Литмир - Электронная Библиотека

Пальцы Элси онемели. Она расстегнула пуговицы на перчатках, стянула с рук замшу, мокрую от шампанского.

– Люблю, но я не бывала в опере.

– Тц-тц-тц! – Он сокрушенно нахмурился. – Я принесу тебе пластинки.

У Элси не было проигрывателя, но сейчас ей не хотелось об этом говорить. Она сняла перчатки и сразу почувствовала себя голой, тотчас замерзли ладони. Пытаясь успокоиться, она переплела пальцы. – Йозеф… – снова начала она.

– А теперь, – возвестил руководитель квартета, – короткое музыкальное представление, чтобы развлечь вас во время обеда! – Он опустил стойку микрофона, поставил перед ним скамеечку, уселся на место и взял скрипку.

Йозеф приложил палец к губам.

– Позже, – прошептал он.

Зрители с любопытством зашептались, а потом воцарилась тишина. Тучная женщина из вспомогательной эсэсовской дружины, с копной седых волос на макушке, вывела на сцену мальчика лет шести-семи. В простой белой рубашке, белых перчатках, черных брючках, на шее бант. Обычный нарядный мальчик, если бы не бритый череп и не землистое лицо, – не мальчик, а безликий призрак. Женщина велела ему встать на скамеечку, и он, опустив голову, встал. Затем поднял глаза, огромные и блестящие, как родниковая вода.

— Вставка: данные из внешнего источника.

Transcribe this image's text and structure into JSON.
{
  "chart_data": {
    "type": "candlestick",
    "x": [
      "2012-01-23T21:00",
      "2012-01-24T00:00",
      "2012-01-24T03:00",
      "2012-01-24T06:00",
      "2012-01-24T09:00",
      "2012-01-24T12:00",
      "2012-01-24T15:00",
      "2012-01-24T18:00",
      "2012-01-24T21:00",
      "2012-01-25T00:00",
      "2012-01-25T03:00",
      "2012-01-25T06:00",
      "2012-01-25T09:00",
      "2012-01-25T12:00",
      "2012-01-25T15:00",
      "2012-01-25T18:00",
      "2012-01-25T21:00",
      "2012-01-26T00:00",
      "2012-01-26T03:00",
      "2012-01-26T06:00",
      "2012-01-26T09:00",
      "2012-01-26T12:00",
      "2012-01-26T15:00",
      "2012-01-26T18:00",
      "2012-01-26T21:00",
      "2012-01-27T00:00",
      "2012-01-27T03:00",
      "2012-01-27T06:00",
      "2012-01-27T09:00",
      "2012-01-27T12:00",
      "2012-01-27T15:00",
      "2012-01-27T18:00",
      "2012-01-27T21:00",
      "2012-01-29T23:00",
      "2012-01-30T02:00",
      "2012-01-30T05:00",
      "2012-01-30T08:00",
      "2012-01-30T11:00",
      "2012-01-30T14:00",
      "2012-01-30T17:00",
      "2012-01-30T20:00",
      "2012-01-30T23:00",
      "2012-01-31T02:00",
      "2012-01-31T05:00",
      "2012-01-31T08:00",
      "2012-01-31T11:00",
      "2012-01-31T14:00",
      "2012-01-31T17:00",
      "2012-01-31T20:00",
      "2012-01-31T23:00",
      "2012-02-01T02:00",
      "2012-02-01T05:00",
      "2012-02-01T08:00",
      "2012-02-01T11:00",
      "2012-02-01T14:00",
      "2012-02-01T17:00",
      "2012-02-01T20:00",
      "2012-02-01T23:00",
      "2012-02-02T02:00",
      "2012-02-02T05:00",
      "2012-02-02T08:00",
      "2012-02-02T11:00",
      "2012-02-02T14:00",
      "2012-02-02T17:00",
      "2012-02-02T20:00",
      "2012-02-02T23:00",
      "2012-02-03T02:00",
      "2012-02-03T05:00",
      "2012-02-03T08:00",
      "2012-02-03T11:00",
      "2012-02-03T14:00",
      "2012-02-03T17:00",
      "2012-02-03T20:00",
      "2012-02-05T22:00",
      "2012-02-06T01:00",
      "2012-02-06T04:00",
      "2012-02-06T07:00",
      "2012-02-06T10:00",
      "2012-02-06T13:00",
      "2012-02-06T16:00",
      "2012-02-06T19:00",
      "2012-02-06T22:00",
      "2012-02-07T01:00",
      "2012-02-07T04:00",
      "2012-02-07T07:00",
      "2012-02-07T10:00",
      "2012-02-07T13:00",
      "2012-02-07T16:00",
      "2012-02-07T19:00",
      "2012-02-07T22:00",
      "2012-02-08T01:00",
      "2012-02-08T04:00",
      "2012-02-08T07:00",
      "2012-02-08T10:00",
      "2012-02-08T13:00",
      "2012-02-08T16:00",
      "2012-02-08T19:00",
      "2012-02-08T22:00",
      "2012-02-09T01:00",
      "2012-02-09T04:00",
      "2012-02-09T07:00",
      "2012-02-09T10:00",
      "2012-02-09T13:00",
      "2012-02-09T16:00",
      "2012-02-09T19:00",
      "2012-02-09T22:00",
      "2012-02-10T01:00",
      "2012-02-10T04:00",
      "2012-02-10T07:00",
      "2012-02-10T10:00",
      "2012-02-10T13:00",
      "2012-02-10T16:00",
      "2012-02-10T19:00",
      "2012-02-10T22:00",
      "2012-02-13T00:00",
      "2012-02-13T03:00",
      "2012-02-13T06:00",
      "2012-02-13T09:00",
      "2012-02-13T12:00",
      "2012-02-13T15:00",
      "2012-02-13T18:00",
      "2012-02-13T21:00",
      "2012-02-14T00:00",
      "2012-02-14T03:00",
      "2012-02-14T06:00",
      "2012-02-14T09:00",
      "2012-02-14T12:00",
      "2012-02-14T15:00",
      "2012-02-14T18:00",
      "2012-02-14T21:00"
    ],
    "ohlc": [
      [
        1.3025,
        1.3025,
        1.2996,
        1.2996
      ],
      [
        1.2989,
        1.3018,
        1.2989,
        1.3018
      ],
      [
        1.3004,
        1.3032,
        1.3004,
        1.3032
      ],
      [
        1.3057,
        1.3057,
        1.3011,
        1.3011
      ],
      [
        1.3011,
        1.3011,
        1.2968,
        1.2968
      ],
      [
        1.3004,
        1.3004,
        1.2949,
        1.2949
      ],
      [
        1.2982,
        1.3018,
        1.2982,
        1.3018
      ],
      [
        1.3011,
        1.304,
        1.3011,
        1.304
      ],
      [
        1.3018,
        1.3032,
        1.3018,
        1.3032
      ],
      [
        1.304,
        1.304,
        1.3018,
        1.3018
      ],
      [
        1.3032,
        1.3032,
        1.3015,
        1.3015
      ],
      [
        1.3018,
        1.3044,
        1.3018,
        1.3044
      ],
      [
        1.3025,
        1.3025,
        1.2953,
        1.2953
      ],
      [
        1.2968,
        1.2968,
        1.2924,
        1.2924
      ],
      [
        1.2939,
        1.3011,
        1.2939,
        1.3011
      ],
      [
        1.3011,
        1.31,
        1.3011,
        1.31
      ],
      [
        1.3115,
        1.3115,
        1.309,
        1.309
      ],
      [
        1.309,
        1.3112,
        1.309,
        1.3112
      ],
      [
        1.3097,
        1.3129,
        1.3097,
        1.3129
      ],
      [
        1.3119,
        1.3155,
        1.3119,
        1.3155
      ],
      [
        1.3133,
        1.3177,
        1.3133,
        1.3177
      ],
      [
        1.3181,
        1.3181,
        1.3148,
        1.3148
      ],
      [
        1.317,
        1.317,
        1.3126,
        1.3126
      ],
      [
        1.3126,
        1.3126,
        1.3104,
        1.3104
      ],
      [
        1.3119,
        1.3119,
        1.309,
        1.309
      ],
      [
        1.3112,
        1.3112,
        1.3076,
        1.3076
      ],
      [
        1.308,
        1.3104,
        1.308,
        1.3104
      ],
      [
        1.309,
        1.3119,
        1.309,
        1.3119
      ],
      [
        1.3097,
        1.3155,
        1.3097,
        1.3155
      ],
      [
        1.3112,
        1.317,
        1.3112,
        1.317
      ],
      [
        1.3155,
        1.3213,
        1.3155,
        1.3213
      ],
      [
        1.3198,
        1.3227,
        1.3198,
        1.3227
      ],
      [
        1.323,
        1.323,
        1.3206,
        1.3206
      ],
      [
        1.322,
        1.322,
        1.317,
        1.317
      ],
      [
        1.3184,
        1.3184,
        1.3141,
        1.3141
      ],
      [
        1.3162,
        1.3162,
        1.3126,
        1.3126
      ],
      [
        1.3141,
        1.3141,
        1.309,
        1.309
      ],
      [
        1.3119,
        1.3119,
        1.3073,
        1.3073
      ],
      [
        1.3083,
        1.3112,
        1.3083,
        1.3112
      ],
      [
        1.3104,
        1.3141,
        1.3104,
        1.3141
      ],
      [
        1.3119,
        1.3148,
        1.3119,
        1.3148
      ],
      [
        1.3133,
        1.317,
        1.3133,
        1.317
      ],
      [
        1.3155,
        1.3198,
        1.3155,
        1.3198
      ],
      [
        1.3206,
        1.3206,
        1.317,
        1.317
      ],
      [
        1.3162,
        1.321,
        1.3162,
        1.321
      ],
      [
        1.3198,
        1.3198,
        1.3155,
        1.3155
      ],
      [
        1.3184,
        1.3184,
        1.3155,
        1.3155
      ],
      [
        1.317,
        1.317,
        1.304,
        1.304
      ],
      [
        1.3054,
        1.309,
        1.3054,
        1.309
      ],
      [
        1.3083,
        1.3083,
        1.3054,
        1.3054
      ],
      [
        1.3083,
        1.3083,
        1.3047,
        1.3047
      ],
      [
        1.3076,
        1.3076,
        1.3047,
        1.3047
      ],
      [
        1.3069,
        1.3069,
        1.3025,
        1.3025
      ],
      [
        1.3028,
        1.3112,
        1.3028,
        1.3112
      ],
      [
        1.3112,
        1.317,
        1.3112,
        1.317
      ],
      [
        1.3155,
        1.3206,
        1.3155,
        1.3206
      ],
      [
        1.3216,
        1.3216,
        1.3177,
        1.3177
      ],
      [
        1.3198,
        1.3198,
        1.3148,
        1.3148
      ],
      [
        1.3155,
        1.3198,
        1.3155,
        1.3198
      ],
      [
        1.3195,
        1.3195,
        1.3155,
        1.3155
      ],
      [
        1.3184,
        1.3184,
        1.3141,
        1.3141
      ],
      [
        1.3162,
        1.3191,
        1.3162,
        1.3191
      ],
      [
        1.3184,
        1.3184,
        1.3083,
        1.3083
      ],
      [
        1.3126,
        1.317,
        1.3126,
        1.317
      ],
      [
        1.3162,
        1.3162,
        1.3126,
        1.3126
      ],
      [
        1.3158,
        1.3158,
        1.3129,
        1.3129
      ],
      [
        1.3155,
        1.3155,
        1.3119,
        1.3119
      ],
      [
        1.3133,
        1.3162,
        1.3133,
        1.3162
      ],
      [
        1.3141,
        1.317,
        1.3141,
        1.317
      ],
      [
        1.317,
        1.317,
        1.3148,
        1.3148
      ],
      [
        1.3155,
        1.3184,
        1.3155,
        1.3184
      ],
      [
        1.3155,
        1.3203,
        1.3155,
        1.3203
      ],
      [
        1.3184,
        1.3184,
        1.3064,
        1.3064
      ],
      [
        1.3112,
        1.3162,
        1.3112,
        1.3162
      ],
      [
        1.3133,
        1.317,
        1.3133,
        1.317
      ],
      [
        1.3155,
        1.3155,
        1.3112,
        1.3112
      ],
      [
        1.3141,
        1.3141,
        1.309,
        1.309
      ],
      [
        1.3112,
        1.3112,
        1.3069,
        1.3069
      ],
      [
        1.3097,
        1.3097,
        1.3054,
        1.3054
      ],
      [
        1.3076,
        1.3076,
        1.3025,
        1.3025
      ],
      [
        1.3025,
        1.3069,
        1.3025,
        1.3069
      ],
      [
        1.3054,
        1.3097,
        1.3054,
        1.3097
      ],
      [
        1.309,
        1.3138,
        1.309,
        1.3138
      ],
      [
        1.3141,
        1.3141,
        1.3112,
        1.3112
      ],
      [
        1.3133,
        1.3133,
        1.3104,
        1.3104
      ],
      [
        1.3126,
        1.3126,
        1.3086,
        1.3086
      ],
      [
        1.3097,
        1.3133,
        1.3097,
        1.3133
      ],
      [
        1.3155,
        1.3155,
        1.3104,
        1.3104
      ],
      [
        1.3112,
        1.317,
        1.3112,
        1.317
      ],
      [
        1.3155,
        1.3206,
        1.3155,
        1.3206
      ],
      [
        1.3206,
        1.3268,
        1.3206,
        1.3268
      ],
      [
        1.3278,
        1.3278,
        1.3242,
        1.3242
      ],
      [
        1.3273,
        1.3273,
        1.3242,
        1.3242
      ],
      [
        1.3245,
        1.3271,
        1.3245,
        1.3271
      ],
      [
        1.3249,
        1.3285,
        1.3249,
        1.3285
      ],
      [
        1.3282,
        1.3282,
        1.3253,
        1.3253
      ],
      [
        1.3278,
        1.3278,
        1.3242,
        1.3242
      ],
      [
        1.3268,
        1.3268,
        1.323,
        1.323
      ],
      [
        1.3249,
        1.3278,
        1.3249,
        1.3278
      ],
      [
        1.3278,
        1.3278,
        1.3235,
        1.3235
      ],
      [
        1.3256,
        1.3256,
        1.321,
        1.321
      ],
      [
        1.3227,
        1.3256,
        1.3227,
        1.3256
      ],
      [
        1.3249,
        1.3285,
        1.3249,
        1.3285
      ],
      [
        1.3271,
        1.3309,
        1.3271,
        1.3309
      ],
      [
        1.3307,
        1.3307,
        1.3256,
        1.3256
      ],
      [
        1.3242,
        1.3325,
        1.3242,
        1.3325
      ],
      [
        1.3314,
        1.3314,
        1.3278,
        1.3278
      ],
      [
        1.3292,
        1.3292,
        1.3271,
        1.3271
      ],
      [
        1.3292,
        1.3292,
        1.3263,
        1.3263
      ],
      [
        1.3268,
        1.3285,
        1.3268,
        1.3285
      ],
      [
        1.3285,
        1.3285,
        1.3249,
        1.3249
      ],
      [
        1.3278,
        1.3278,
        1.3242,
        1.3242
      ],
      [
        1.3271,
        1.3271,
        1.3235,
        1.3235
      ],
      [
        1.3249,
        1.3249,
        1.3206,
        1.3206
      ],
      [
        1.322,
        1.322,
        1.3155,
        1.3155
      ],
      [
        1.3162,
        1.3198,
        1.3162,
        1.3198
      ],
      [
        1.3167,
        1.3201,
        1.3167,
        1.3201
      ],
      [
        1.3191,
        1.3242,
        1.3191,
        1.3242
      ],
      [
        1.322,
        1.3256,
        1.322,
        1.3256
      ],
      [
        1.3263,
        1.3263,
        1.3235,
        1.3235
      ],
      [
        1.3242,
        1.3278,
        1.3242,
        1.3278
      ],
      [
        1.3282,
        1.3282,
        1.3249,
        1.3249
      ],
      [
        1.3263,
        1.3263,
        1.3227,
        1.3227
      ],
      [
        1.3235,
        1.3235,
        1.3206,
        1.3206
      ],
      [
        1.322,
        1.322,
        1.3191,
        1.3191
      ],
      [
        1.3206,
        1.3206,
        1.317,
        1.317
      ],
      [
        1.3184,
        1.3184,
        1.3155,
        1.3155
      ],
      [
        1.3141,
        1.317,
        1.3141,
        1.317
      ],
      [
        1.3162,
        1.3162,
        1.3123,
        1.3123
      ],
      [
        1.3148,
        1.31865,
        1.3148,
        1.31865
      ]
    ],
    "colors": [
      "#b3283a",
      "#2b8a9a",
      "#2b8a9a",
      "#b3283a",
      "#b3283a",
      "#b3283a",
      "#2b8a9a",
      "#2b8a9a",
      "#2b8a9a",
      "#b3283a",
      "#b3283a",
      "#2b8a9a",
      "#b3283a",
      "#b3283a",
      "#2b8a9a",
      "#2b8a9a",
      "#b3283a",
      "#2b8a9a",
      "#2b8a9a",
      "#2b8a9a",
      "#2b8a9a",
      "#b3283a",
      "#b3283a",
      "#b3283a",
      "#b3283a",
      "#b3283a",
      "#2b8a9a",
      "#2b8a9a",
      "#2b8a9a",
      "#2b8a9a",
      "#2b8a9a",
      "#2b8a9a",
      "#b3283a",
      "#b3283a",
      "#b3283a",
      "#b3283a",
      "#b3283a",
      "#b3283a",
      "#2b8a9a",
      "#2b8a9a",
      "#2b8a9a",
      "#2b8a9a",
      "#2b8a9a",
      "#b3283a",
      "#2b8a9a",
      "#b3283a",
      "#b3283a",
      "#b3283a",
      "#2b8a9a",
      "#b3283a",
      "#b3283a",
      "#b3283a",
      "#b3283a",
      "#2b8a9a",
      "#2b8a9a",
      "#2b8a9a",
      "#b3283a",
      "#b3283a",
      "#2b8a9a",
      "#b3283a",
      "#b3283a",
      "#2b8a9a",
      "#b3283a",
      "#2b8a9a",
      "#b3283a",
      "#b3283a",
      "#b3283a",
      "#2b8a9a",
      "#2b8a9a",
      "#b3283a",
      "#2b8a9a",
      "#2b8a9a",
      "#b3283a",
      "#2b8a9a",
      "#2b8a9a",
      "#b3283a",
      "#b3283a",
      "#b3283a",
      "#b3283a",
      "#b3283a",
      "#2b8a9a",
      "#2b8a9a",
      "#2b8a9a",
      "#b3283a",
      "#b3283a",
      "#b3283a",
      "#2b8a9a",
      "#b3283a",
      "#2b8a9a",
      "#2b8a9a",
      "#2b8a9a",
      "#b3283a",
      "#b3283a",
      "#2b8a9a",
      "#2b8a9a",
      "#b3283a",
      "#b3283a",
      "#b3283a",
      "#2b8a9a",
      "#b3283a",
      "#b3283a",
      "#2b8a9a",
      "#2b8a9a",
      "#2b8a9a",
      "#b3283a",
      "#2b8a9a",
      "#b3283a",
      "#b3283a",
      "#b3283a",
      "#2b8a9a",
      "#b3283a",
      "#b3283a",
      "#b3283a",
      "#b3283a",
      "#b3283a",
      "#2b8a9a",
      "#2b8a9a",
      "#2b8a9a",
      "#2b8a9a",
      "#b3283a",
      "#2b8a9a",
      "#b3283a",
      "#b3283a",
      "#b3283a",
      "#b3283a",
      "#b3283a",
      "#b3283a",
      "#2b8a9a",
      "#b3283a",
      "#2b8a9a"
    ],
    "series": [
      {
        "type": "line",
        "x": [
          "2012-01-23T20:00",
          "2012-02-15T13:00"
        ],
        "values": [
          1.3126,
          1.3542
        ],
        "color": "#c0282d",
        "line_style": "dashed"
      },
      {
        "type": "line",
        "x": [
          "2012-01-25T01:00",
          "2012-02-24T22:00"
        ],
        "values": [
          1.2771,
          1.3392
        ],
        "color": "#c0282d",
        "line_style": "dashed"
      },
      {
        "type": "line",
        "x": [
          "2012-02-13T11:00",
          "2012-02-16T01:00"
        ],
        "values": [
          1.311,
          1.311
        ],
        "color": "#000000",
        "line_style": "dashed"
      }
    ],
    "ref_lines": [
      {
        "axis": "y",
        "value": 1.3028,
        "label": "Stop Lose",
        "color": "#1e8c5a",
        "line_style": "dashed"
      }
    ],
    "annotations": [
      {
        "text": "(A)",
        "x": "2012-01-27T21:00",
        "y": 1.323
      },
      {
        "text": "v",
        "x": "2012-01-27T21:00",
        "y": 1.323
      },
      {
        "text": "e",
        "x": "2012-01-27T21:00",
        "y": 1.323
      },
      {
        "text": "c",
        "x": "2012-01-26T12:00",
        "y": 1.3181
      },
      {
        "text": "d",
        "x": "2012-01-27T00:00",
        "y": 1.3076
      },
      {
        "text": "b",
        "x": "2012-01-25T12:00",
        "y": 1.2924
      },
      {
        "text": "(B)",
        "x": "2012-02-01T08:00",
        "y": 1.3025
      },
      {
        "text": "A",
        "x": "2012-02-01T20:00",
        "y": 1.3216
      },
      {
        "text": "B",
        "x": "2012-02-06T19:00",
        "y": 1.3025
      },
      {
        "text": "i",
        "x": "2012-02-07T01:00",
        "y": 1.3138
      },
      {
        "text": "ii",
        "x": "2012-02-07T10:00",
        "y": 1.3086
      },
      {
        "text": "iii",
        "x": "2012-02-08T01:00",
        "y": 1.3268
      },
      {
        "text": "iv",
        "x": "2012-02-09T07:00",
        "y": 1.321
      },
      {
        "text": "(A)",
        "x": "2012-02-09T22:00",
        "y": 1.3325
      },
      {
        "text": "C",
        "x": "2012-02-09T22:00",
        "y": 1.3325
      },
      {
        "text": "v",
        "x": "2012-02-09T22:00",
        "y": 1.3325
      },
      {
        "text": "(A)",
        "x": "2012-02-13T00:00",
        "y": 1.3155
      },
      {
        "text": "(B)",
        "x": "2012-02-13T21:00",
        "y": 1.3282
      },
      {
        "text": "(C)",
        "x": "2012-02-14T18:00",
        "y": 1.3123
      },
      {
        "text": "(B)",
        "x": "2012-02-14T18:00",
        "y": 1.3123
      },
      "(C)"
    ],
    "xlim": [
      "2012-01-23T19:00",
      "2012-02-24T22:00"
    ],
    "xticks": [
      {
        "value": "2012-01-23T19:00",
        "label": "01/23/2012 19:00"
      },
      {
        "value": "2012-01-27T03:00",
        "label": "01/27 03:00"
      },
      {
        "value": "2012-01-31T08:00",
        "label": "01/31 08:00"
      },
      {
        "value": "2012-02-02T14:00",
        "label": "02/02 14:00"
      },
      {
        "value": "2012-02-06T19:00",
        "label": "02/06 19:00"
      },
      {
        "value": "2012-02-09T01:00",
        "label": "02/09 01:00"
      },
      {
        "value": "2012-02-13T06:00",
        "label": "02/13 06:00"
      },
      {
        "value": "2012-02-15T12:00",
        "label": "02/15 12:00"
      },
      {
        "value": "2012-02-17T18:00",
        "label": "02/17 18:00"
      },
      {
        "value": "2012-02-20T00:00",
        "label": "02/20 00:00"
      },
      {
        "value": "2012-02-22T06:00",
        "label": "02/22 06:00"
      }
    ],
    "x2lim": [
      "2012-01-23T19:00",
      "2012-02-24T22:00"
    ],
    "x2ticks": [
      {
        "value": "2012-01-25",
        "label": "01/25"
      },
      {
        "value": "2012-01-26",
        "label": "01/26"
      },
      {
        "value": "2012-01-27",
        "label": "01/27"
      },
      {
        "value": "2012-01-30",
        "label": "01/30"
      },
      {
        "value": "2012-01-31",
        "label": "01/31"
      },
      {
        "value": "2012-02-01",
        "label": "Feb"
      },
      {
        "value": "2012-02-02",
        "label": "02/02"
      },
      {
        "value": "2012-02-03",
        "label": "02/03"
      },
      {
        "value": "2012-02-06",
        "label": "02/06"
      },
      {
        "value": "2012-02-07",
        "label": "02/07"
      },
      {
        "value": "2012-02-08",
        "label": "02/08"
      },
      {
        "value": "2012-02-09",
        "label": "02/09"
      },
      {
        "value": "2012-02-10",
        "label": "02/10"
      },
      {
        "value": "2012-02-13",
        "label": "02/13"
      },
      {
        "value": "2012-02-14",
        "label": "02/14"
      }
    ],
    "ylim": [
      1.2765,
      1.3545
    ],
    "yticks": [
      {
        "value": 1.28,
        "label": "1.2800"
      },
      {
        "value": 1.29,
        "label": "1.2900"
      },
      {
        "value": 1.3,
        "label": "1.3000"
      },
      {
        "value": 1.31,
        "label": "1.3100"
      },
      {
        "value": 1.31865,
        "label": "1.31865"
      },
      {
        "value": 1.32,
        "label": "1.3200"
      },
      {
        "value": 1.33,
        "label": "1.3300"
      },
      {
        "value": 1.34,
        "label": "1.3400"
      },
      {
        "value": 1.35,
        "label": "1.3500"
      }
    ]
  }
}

Скрипач взял высокую певучую ноту. Мальчик сжал кулачки, глубоко вдохнул, раскрыл рот и запел. Дискант отозвался в коридорах. Все затихло, все смотрели на сцену. Голос был чистый и мягкий, как свежее масло. У Элси захватило дух. Она много раз слышала рождественский гимн и сама его пела, но никогда прежде «Ночь тиха» не звучала так прекрасно.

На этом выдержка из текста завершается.